I made those changes and when I go to the webpage it prompts me for a pin then I get the following error after entering my cac pin:

This XML file does not appear to have any style information associated with it. The document tree is shown below.
<response>
<messages>
<msg type="ERROR">Unauthorized</msg>
</messages>
</response>

Re: Splunk CAC Authentication not working

computermathguy — Thu, 12 Sep 2024 20:48:07 GMT

Adding this attribute
enableCertBasedUserAuth = true \

to web.conf, generates the below proxy error

The proxy server received an invalid response from an upstream server.
The proxy server could not handle the request
Reason: Error reading from remote server

Re: Splunk CAC Authentication not working

cmcgee_splunk — Mon, 23 Sep 2024 23:04:28 GMT

There should be an error in splunkd when you get redirected to unauthorized that states what user it was trying to log in as. Also if you changed it from samaccountname to userprincipalname you will have to modify it on the AD/ADFS side as well.

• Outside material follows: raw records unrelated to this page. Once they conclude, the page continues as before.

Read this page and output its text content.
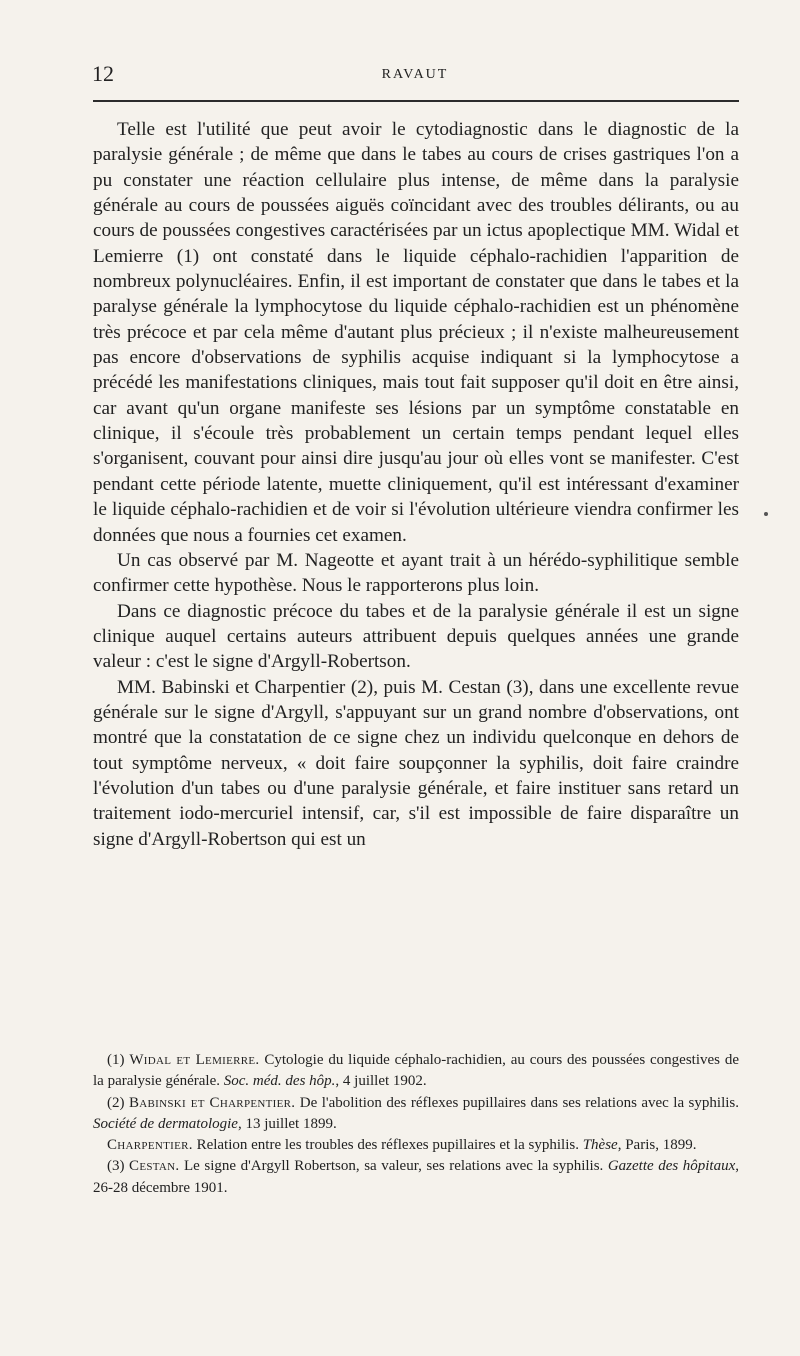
12	RAVAUT

Telle est l'utilité que peut avoir le cytodiagnostic dans le diagnostic de la paralysie générale ; de même que dans le tabes au cours de crises gastriques l'on a pu constater une réaction cellulaire plus intense, de même dans la paralysie générale au cours de poussées aiguës coïncidant avec des troubles délirants, ou au cours de poussées congestives caractérisées par un ictus apoplectique MM. Widal et Lemierre (1) ont constaté dans le liquide céphalo-rachidien l'apparition de nombreux polynucléaires. Enfin, il est important de constater que dans le tabes et la paralyse générale la lymphocytose du liquide céphalo-rachidien est un phénomène très précoce et par cela même d'autant plus précieux ; il n'existe malheureusement pas encore d'observations de syphilis acquise indiquant si la lymphocytose a précédé les manifestations cliniques, mais tout fait supposer qu'il doit en être ainsi, car avant qu'un organe manifeste ses lésions par un symptôme constatable en clinique, il s'écoule très probablement un certain temps pendant lequel elles s'organisent, couvant pour ainsi dire jusqu'au jour où elles vont se manifester. C'est pendant cette période latente, muette cliniquement, qu'il est intéressant d'examiner le liquide céphalo-rachidien et de voir si l'évolution ultérieure viendra confirmer les données que nous a fournies cet examen.

Un cas observé par M. Nageotte et ayant trait à un hérédo-syphilitique semble confirmer cette hypothèse. Nous le rapporterons plus loin.

Dans ce diagnostic précoce du tabes et de la paralysie générale il est un signe clinique auquel certains auteurs attribuent depuis quelques années une grande valeur : c'est le signe d'Argyll-Robertson.

MM. Babinski et Charpentier (2), puis M. Cestan (3), dans une excellente revue générale sur le signe d'Argyll, s'appuyant sur un grand nombre d'observations, ont montré que la constatation de ce signe chez un individu quelconque en dehors de tout symptôme nerveux, « doit faire soupçonner la syphilis, doit faire craindre l'évolution d'un tabes ou d'une paralysie générale, et faire instituer sans retard un traitement iodo-mercuriel intensif, car, s'il est impossible de faire disparaître un signe d'Argyll-Robertson qui est un

(1) Widal et Lemierre. Cytologie du liquide céphalo-rachidien, au cours des poussées congestives de la paralysie générale. Soc. méd. des hôp., 4 juillet 1902.

(2) Babinski et Charpentier. De l'abolition des réflexes pupillaires dans ses relations avec la syphilis. Société de dermatologie, 13 juillet 1899.

Charpentier. Relation entre les troubles des réflexes pupillaires et la syphilis. Thèse, Paris, 1899.

(3) Cestan. Le signe d'Argyll Robertson, sa valeur, ses relations avec la syphilis. Gazette des hôpitaux, 26-28 décembre 1901.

Re: Splunk CAC Authentication not working

cmcgee_splunk — Mon, 23 Sep 2024 23:07:34 GMT

This error could be caused by a few things, do you have updated protocol? Do you have all the certs required? Are you actually routing through a proxy? Are there any more errors than that?

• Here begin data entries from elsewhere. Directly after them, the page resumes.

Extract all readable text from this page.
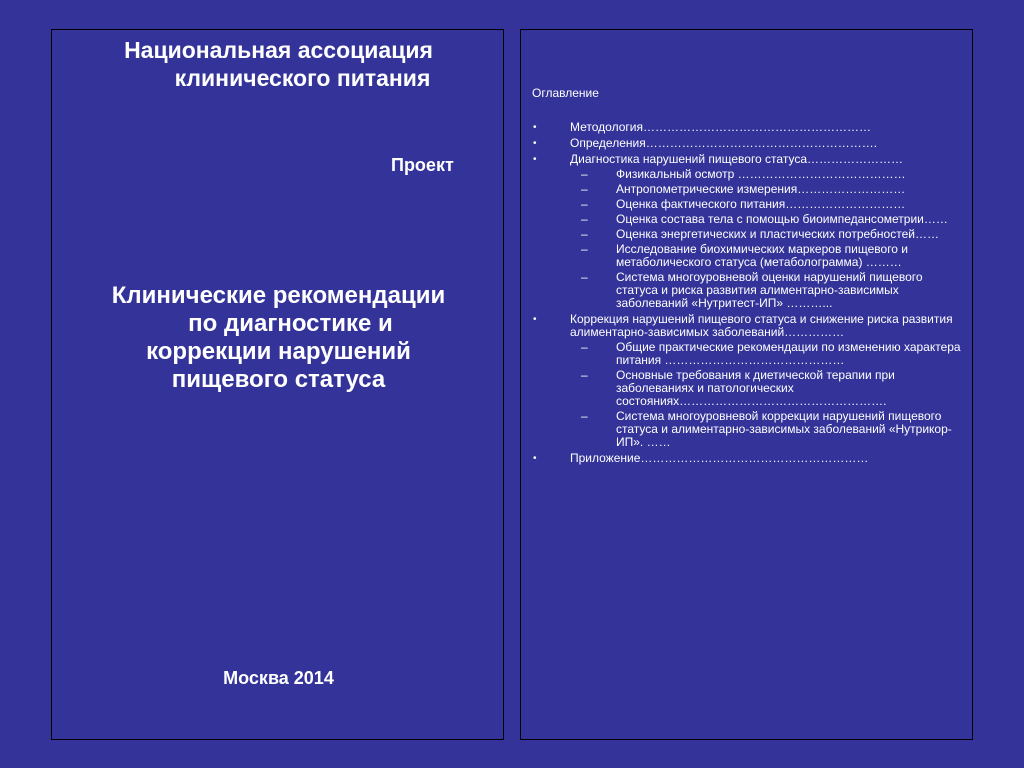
Национальная ассоциация
клинического питания
Проект
Клинические рекомендации
по диагностике и
коррекции нарушений
пищевого статуса
Москва 2014
Оглавление
•	Методология…………………………………………………
•	Определения………………………………………………….
•	Диагностика нарушений пищевого статуса……………………
– Физикальный осмотр ……………………………………
– Антропометрические измерения………………………
– Оценка фактического питания…………………………
– Оценка состава тела с помощью биоимпедансометрии……
– Оценка энергетических и пластических потребностей……
– Исследование биохимических маркеров пищевого и метаболического статуса (метаболограмма) ………
– Система многоуровневой оценки нарушений пищевого статуса и риска развития алиментарно-зависимых заболеваний «Нутритест-ИП» ………...
•	Коррекция нарушений пищевого статуса и снижение риска развития алиментарно-зависимых заболеваний……………
– Общие практические рекомендации по изменению характера питания ………………………………………
– Основные требования к диетической терапии при заболеваниях и патологических состояниях…………………………………………….
– Система многоуровневой коррекции нарушений пищевого статуса и алиментарно-зависимых заболеваний «Нутрикор-ИП». ……
•	Приложение…………………………………………………
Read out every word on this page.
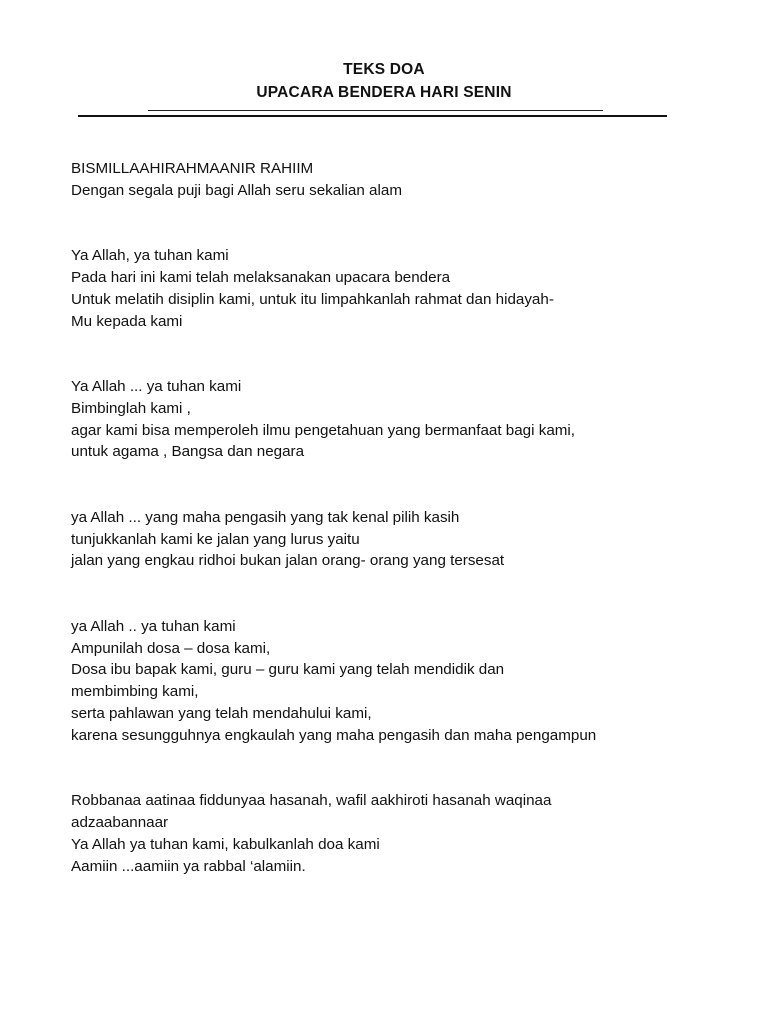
TEKS DOA
UPACARA BENDERA HARI SENIN
BISMILLAAHIRAHMAANIR RAHIIM
Dengan segala puji bagi Allah seru sekalian alam
Ya Allah, ya tuhan kami
Pada hari ini kami telah melaksanakan upacara bendera
Untuk melatih disiplin kami, untuk itu limpahkanlah rahmat dan hidayah-
Mu kepada kami
Ya Allah ... ya tuhan kami
Bimbinglah kami ,
agar kami bisa memperoleh ilmu pengetahuan yang bermanfaat bagi kami,
untuk agama , Bangsa dan negara
ya Allah ... yang maha pengasih yang tak kenal pilih kasih
tunjukkanlah kami ke jalan yang lurus yaitu
jalan yang engkau ridhoi bukan jalan orang- orang yang tersesat
ya Allah .. ya tuhan kami
Ampunilah dosa – dosa kami,
Dosa ibu bapak kami, guru – guru kami yang telah mendidik dan
membimbing kami,
serta pahlawan yang telah mendahului kami,
karena sesungguhnya engkaulah yang maha pengasih dan maha pengampun
Robbanaa aatinaa fiddunyaa hasanah, wafil aakhiroti hasanah waqinaa
adzaabannaar
Ya Allah ya tuhan kami, kabulkanlah doa kami
Aamiin ...aamiin ya rabbal ‘alamiin.
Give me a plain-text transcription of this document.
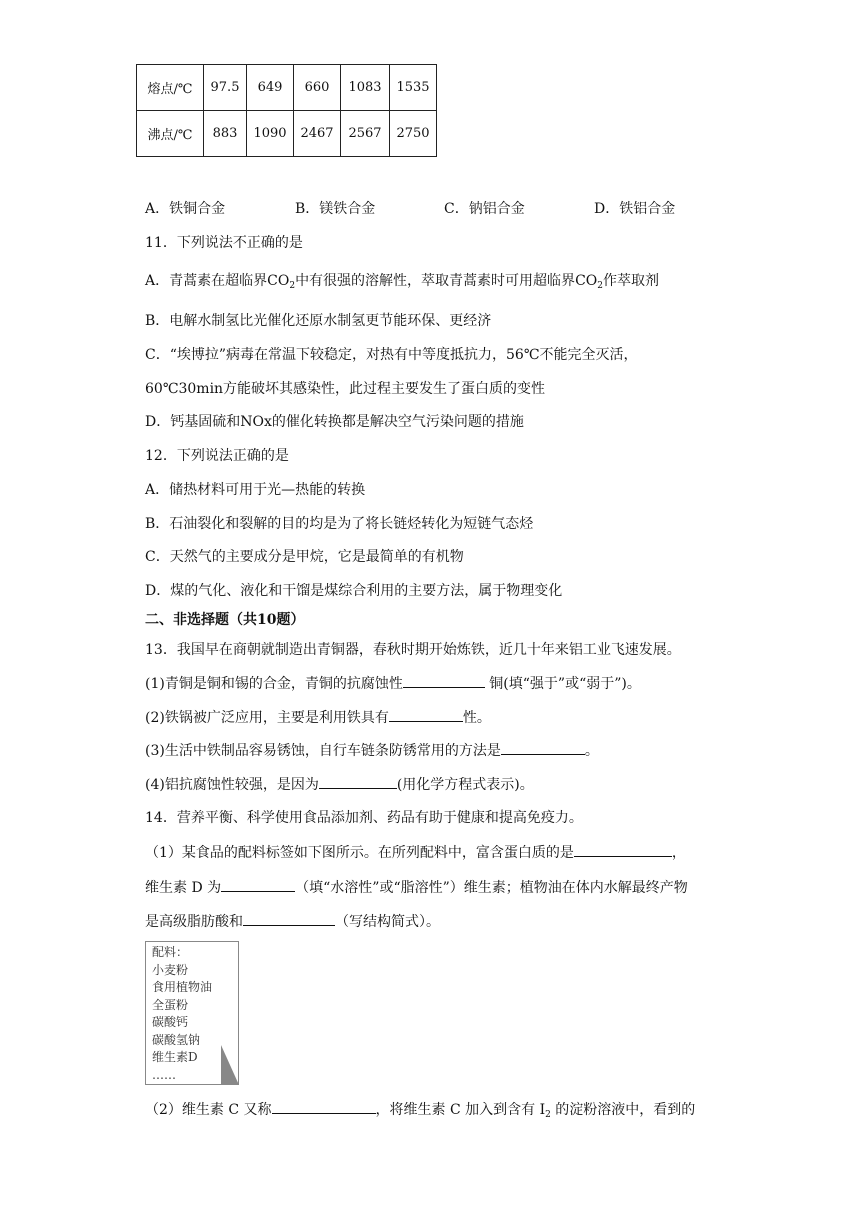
熔点/℃	97.5	649	660	1083	1535
沸点/℃	883	1090	2467	2567	2750
A．铁铜合金	B．镁铁合金	C．钠铝合金	D．铁铝合金
11．下列说法不正确的是
A．青蒿素在超临界$CO_2$中有很强的溶解性，萃取青蒿素时可用超临界$CO_2$作萃取剂
B．电解水制氢比光催化还原水制氢更节能环保、更经济
C．“埃博拉”病毒在常温下较稳定，对热有中等度抵抗力，56℃不能完全灭活，
60℃30min方能破坏其感染性，此过程主要发生了蛋白质的变性
D．钙基固硫和NOx的催化转换都是解决空气污染问题的措施
12．下列说法正确的是
A．储热材料可用于光—热能的转换
B．石油裂化和裂解的目的均是为了将长链烃转化为短链气态烃
C．天然气的主要成分是甲烷，它是最简单的有机物
D．煤的气化、液化和干馏是煤综合利用的主要方法，属于物理变化
二、非选择题（共10题）
13．我国早在商朝就制造出青铜器，春秋时期开始炼铁，近几十年来铝工业飞速发展。
(1)青铜是铜和锡的合金，青铜的抗腐蚀性	铜(填“强于”或“弱于”)。
(2)铁锅被广泛应用，主要是利用铁具有	性。
(3)生活中铁制品容易锈蚀，自行车链条防锈常用的方法是	。
(4)铝抗腐蚀性较强，是因为	(用化学方程式表示)。
14．营养平衡、科学使用食品添加剂、药品有助于健康和提高免疫力。
（1）某食品的配料标签如下图所示。在所列配料中，富含蛋白质的是	，
维生素 D 为	（填“水溶性”或“脂溶性”）维生素；植物油在体内水解最终产物
是高级脂肪酸和	（写结构简式）。
配料：
小麦粉
食用植物油
全蛋粉
碳酸钙
碳酸氢钠
维生素D
……
（2）维生素 C 又称	，将维生素 C 加入到含有 $I_2$ 的淀粉溶液中，看到的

Re: Splunk CAC Authentication not working

jnoose — Thu, 24 Apr 2025 19:50:08 GMT

♪♫♬ And they say that a hero could saaaaaaave us

I'm not gonna stand here and waaaaaaaait ♪♫♬

Re: Splunk CAC Authentication not working

computermathguy — Thu, 24 Apr 2025 20:29:36 GMT

Sorry for the late response. We opted to stay with using Apache as an SSL proxy to pass the user's credentials to Splunk.

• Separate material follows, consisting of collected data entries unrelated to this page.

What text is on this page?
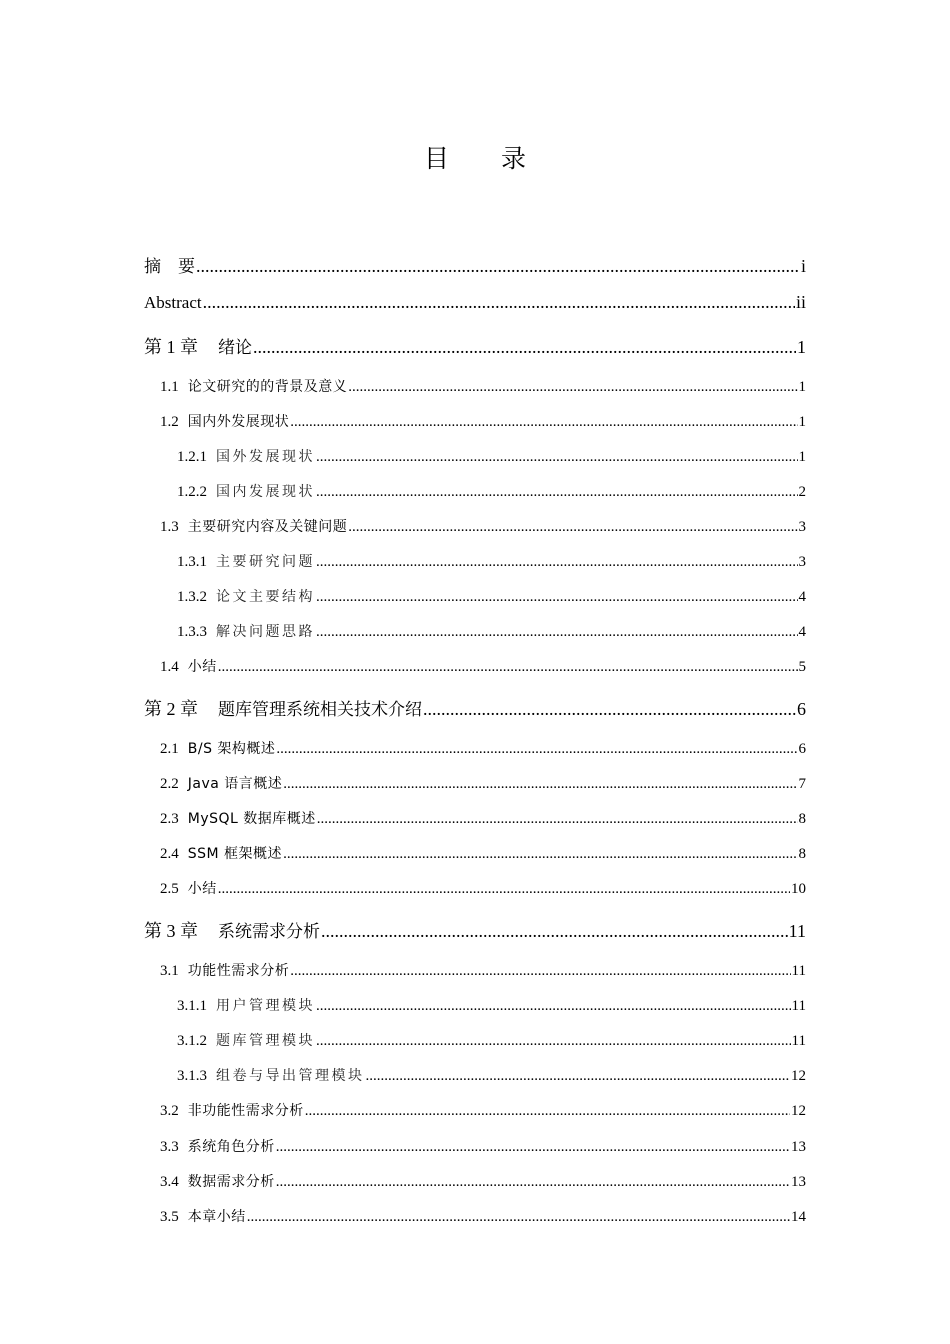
目 录
摘　要 .....	i
Abstract .....	ii
第 1 章 绪论 .....	1
1.1 论文研究的的背景及意义 .....	1
1.2 国内外发展现状 .....	1
1.2.1 国外发展现状 .....	1
1.2.2 国内发展现状 .....	2
1.3 主要研究内容及关键问题 .....	3
1.3.1 主要研究问题 .....	3
1.3.2 论文主要结构 .....	4
1.3.3 解决问题思路 .....	4
1.4 小结 .....	5
第 2 章 题库管理系统相关技术介绍 .....	6
2.1 B/S 架构概述 .....	6
2.2 Java 语言概述 .....	7
2.3 MySQL 数据库概述 .....	8
2.4 SSM 框架概述 .....	8
2.5 小结 .....	10
第 3 章 系统需求分析 .....	11
3.1 功能性需求分析 .....	11
3.1.1 用户管理模块 .....	11
3.1.2 题库管理模块 .....	11
3.1.3 组卷与导出管理模块 .....	12
3.2 非功能性需求分析 .....	12
3.3 系统角色分析 .....	13
3.4 数据需求分析 .....	13
3.5 本章小结 .....	14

Re: Splunk CAC Authentication not working

youngsuh — Wed, 24 Sep 2025 15:44:24 GMT

Just documenting a mental note for myself and others navigating CAC enablement:

After working through the options, things are much clearer now. There are multiple paths to integrate CAC authentication, each with trade-offs:

SAML via CAC – This is the most straightforward and scalable option. It requires F5 configuration as a SAML Service Provider and integrates cleanly with enterprise IdPs like Microsoft Entra ID. It simplifies certificate validation and user mapping.
LDAP/AD via CAC – Also requires F5, but involves deeper complexity: LDAP schema alignment, altsecid mapping, and certificate parsing. It’s more effort-intensive and better suited for legacy environments.
Header-Based SSO via F5 + LDAP – F5 handles CAC auth and injects headers based on LDAP attributes. Useful for apps that don’t support SAML or OAuth directly.
Direct Smart Card Logon to Windows Domain – Enables CAC-based workstation or domain logon. Requires registry tweaks and trusted CA enforcement. Best for tightly controlled on-prem environments.
Hybrid Models – Some environments combine SAML for web apps and LDAP for legacy systems, using F5 to bridge both. This adds flexibility but increases configuration overhead.

If you're starting fresh or aiming for simplicity, SAML via CAC is the cleanest and most future-proof path, especially in environments already using F5 and federated identity.

Hope this helps others exploring CAC integration—especially in Zero Trust-aligned architectures.